Many homesteaders are interested in brewing their own wine, beer, or soda (in fact, just last week we published a great guide to making homemade country wines!). It’s another product you can make at home to save precious resources. But did you know that you can make your own drinks from ingredients harvested right from your own homestead? Sure, you might think immediately of grapes or berries, but how about tree bark, wild herbs, or weeds?

Want to learn HOW-TO?

This fall, I was honored to receive a copy of Pascal Baudar’s 2018 book The Wildrafting Brewer: Creating Unique Drinks and Boozy Concoctions from Nature’s Ingredients from Chelsea Green Publishers. In his book, Baudar introduces the reader to traditional and modern takes on the brewing and fermentation processes that a homesteader or nature lover can use to create millions of different beverages.

Wildrafting Brewer

When I first decided to take a look at this book, I was unsure how many recipes or methods would interest me. I’m not a huge beer drinker and our one attempt to make hard cider was somewhat disappointing. But as I sat down to flip through the book, I found myself bookmarking page after page of ideas. From ginger and root beer to elderberry wine and cold fermentation, I was intrigued.  One of the best parts was that I had all sorts of ideas of things that were growing on our property that I could use for these recipes.

Our first project was making homemade soda from our own honey and mint.  I tried two different variations from the book, in addition to our usual method with the soda stream.  The results were mostly positive; I loved the soda made with citric acid and baking soda, and so did our kids.  While the full-on fermentation method was harder to get right, it tasted uniquely pure and rich once we got the right balance of sugar and yeast on the second try.

You can read about our experiments making honey-based soda on our blog, The Happy Hive. The results were pleasing, offering us a homemade alternative to store-bought sodas filled with corn syrup and sugar.

Who might like this book?

This book may be especially intriguing to homesteaders because it makes use of ingredients are wild and flexible. You can make a “hike soda” that blends the flavors and scents of your favorite trail or a wild berry “kompot” at the height of blueberry season and another one when fall raspberries come in (a “kompot” is a sugary beverage made by boiling fruits or berries with spices and herbs – almost anything can go in!).

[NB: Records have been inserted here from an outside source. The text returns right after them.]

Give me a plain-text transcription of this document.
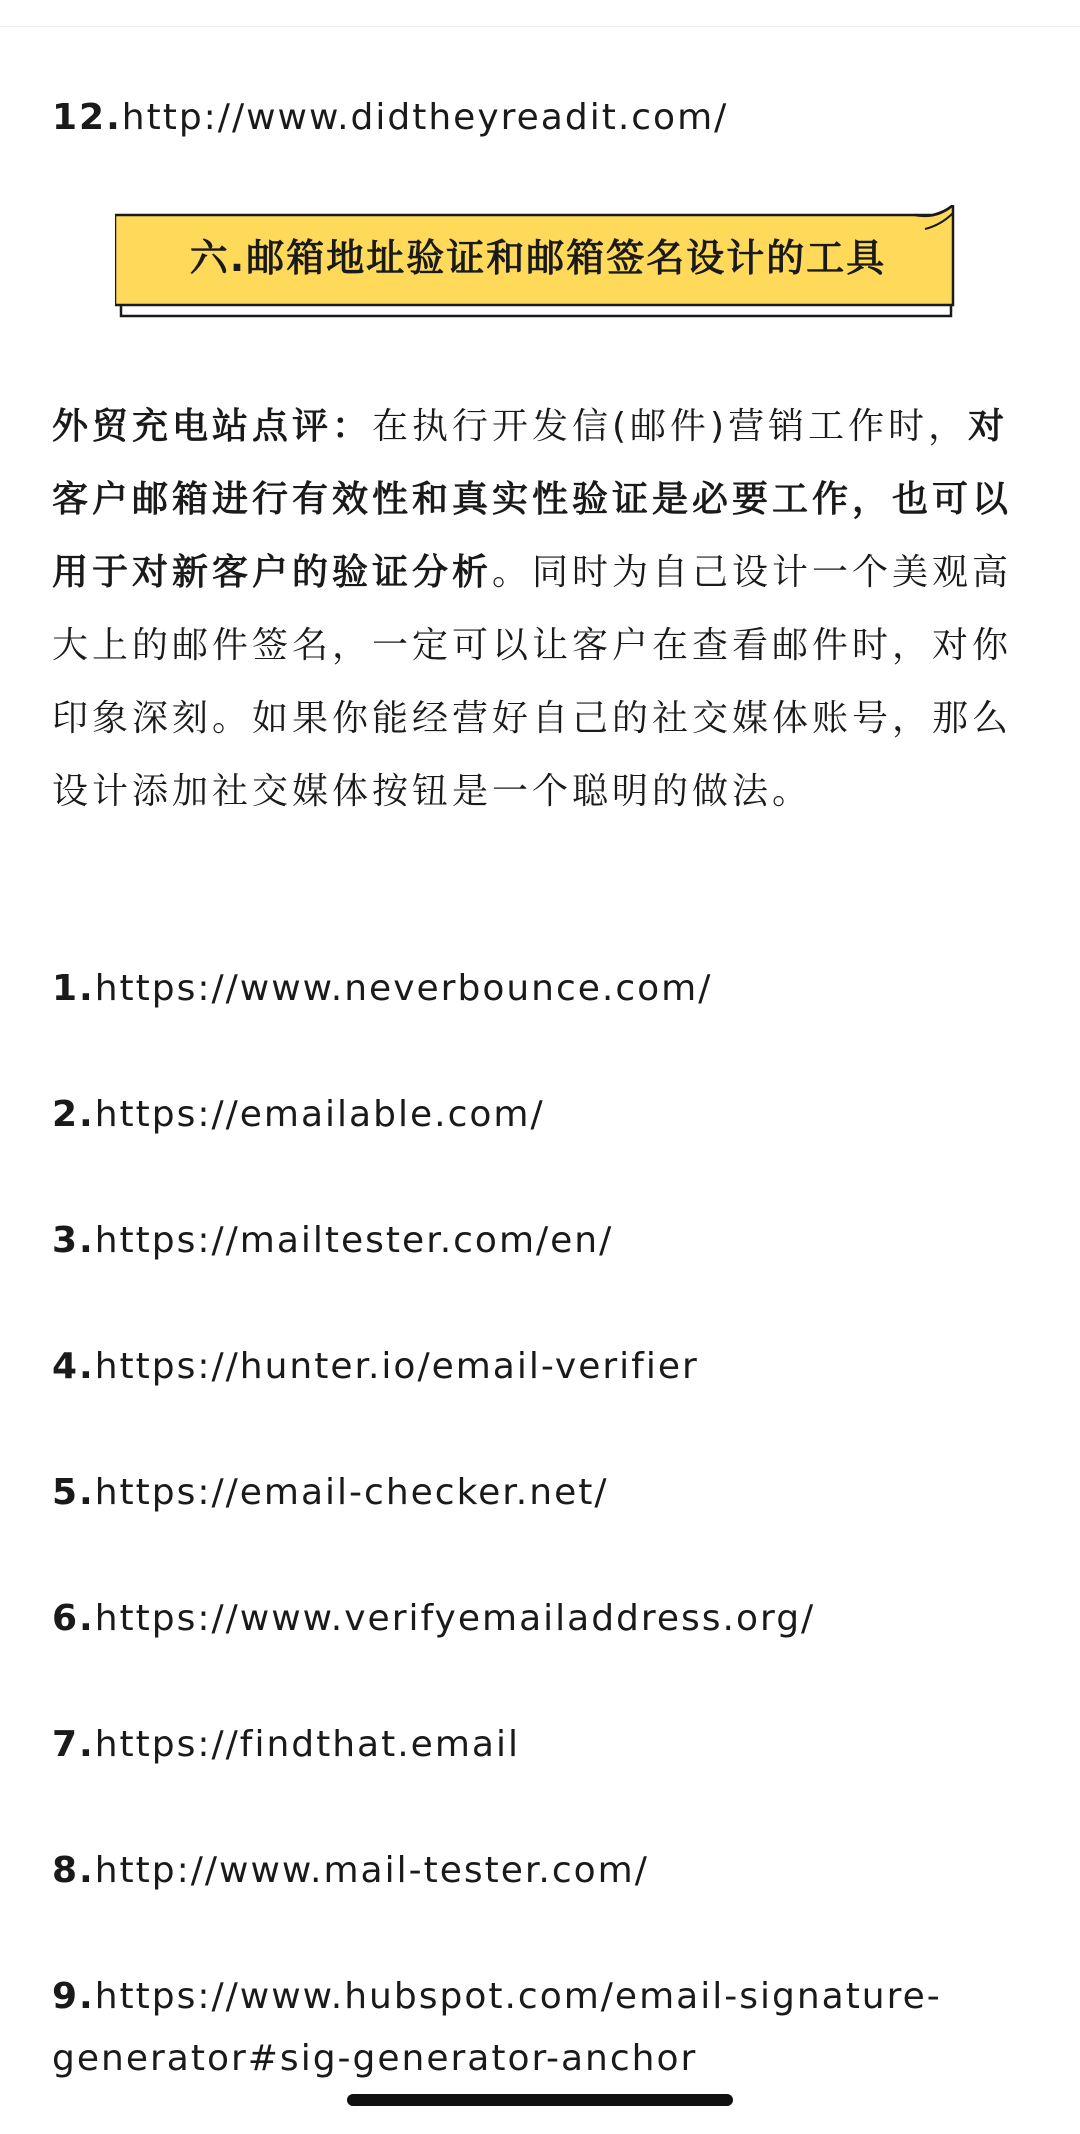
12.http://www.didtheyreadit.com/
六.邮箱地址验证和邮箱签名设计的工具
外贸充电站点评：在执行开发信(邮件)营销工作时，对客户邮箱进行有效性和真实性验证是必要工作，也可以用于对新客户的验证分析。同时为自己设计一个美观高大上的邮件签名，一定可以让客户在查看邮件时，对你印象深刻。如果你能经营好自己的社交媒体账号，那么设计添加社交媒体按钮是一个聪明的做法。
1.https://www.neverbounce.com/
2.https://emailable.com/
3.https://mailtester.com/en/
4.https://hunter.io/email-verifier
5.https://email-checker.net/
6.https://www.verifyemailaddress.org/
7.https://findthat.email
8.http://www.mail-tester.com/
9.https://www.hubspot.com/email-signature-
generator#sig-generator-anchor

Baudar uses the apt term “hyperlocal brewing” to describe this idea of using the natural ingredients around you, and its an awesome concept to explore.  If you love making things from your backyard or homestead and aren’t afraid to forage for interesting ingredients, you’ll love the ideas in this book.

Baudar also offers extensive explanations and instructions when it comes to brewing terms and concepts – from how to obtain wild yeast to the difference between hot and cold brewing or the best equipment for fermenting country wine. The book is like a college course in brewing and wine making (in fact, he has taught courses at a college just up the road from me!).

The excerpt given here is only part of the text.